Retroactive “clarification” of the law is a very drastic technique that requires a very strong justification - because it basically bypasses the judicial process. This is particularly serious when it is done during the course of ligation.
Here’s an excerpt from SOCAN’s sotto voce submission, which SOCAN may not want to see widely discussed:
In our opinion, Bill C-61 (if reintroduced) needs to be changed if MAR [making available right] for authors is to be recognized, without question, as already forming part of the Act.Retroactive “clarification” of something that doesn’t cry out for such extraordinary treatment is a last resort for legislators. In the case of copyright revision, acceding to SOCAN’s request in this instance could set a disastrous precedent.
We are of the view that language appropriate for this purpose can be derived from the Bill C-60 definitional provision mentioned above to clarify the meaning of the section 3(1 )(f) communication right (either in section 3(1 )(f) itself or in section 90), together with clear wording to establish that the meaning has always been the case (and not just dating from the coming into force of this Bill).
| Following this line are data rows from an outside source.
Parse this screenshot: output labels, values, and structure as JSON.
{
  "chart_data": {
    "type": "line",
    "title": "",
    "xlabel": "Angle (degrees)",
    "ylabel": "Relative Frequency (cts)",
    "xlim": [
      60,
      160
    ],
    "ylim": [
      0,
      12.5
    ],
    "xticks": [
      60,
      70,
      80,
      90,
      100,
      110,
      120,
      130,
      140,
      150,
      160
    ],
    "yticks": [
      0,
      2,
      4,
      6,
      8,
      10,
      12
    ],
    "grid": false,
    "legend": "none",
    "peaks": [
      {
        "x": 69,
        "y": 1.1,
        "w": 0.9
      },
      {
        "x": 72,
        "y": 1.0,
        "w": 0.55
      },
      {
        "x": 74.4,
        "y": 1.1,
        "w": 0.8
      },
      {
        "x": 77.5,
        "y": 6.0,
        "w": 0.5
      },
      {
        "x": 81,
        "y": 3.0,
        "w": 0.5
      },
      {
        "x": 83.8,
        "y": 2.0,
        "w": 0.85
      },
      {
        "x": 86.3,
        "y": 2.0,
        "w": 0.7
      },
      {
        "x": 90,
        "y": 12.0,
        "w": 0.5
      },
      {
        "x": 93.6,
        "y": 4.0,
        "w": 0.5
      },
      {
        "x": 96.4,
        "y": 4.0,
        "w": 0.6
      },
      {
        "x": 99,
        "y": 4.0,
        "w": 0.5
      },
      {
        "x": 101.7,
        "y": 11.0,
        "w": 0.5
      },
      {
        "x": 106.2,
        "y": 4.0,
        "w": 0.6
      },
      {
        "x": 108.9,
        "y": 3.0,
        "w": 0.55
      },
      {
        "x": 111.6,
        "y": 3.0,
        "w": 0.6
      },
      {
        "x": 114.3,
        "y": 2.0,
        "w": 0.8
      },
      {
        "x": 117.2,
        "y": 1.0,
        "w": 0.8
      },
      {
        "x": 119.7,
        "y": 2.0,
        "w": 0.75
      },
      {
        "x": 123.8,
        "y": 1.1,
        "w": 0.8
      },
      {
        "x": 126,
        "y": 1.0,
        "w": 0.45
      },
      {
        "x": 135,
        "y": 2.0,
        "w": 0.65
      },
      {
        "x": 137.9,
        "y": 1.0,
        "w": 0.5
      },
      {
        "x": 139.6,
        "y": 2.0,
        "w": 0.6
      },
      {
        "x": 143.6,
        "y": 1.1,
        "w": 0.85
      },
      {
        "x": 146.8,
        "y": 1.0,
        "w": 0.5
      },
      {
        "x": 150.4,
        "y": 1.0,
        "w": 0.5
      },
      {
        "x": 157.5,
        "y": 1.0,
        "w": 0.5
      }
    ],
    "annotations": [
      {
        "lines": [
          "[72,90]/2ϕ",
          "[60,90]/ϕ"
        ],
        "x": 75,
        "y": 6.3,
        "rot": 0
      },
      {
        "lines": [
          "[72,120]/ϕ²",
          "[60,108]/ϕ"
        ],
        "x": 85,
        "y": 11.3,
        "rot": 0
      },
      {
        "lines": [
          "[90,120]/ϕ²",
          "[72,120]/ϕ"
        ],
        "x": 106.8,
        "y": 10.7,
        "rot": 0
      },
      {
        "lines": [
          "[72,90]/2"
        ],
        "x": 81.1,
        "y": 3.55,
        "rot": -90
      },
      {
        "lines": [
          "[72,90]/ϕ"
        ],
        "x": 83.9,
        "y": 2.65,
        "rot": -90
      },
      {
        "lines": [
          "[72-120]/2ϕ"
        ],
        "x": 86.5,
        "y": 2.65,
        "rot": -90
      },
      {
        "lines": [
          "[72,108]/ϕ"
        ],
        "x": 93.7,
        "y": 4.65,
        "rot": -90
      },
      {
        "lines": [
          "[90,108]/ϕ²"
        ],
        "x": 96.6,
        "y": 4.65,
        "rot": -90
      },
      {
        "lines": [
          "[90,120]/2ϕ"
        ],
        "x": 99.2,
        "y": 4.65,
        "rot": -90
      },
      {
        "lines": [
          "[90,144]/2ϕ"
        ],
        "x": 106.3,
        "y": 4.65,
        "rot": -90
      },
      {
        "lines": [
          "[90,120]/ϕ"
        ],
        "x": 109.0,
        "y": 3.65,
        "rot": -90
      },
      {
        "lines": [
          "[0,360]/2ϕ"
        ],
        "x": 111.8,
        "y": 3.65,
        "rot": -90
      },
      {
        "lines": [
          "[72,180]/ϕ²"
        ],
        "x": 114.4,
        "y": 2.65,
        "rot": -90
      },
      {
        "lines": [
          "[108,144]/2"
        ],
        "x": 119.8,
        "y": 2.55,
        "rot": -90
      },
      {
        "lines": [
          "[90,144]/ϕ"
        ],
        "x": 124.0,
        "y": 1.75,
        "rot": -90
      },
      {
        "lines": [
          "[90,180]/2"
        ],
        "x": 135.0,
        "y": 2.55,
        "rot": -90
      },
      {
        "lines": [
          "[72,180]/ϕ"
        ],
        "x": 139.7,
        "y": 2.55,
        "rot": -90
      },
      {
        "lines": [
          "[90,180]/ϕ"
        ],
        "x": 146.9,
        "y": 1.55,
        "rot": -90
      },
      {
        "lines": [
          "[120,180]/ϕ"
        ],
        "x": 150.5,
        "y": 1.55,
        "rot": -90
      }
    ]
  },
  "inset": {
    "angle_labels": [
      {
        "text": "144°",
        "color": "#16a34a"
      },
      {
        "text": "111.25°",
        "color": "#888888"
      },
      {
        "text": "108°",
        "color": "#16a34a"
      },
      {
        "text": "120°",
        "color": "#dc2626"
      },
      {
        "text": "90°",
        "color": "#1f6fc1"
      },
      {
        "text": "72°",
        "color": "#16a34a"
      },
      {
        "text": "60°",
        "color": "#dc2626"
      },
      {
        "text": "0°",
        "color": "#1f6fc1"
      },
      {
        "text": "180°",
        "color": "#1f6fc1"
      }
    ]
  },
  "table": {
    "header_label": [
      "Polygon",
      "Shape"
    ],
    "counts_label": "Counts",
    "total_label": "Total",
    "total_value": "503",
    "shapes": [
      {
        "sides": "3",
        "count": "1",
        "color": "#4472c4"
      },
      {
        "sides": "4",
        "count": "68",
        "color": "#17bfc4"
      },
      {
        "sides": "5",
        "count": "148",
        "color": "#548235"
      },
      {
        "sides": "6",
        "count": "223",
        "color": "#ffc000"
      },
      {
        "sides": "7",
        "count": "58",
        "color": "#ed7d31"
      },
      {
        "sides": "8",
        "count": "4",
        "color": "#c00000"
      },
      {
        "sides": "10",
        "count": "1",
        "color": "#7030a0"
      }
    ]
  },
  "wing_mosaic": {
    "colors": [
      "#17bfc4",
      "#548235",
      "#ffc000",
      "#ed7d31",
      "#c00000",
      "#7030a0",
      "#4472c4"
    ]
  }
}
For example, an amended section 3(1 )(f) could read as follows:
(f) in the case of any literary, dramatic, musical or artistic work, to communicate the work to the public by telecommunication; for greater certainty, it is deemed always to have been the law that a person who makes a work available to the person in a way that allows members of the public to access it by telecommunication from a place and at a time individually chosen by them communicates it to the public by telecommunication.
In our opinion, this clause (or one of similar import) would confirm that the right of communication to the public by telecommunication in our Act includes, and has always included, the MAR right for authors.
Next in line would be the Canadian Private Copying Collective (“CPCC”) - which has been smacked down twice by the FCA for trying to get a levy on iPods when the legislation clearly applies only to “media” and not to “devices.” I can just see an absurd proposed amendment that would “clarify” that “it is deemed always to have been the law that the word “medium” includes “device.”
This ever thickening morass of layered rights needs legislative simplification, since neither the Copyright Board nor most of the copyright bar have any apparent inclination to kill this golden calf of confusion arising from redundant rights that the public pays for so dearly and uniquely in Canada. The US courts repeatedly deny such attempts at layering. A judicial commission will probably be necessary because of the complexity involved and absence of any effective institutional voice with sufficient will and resources to adequately represent the public interest.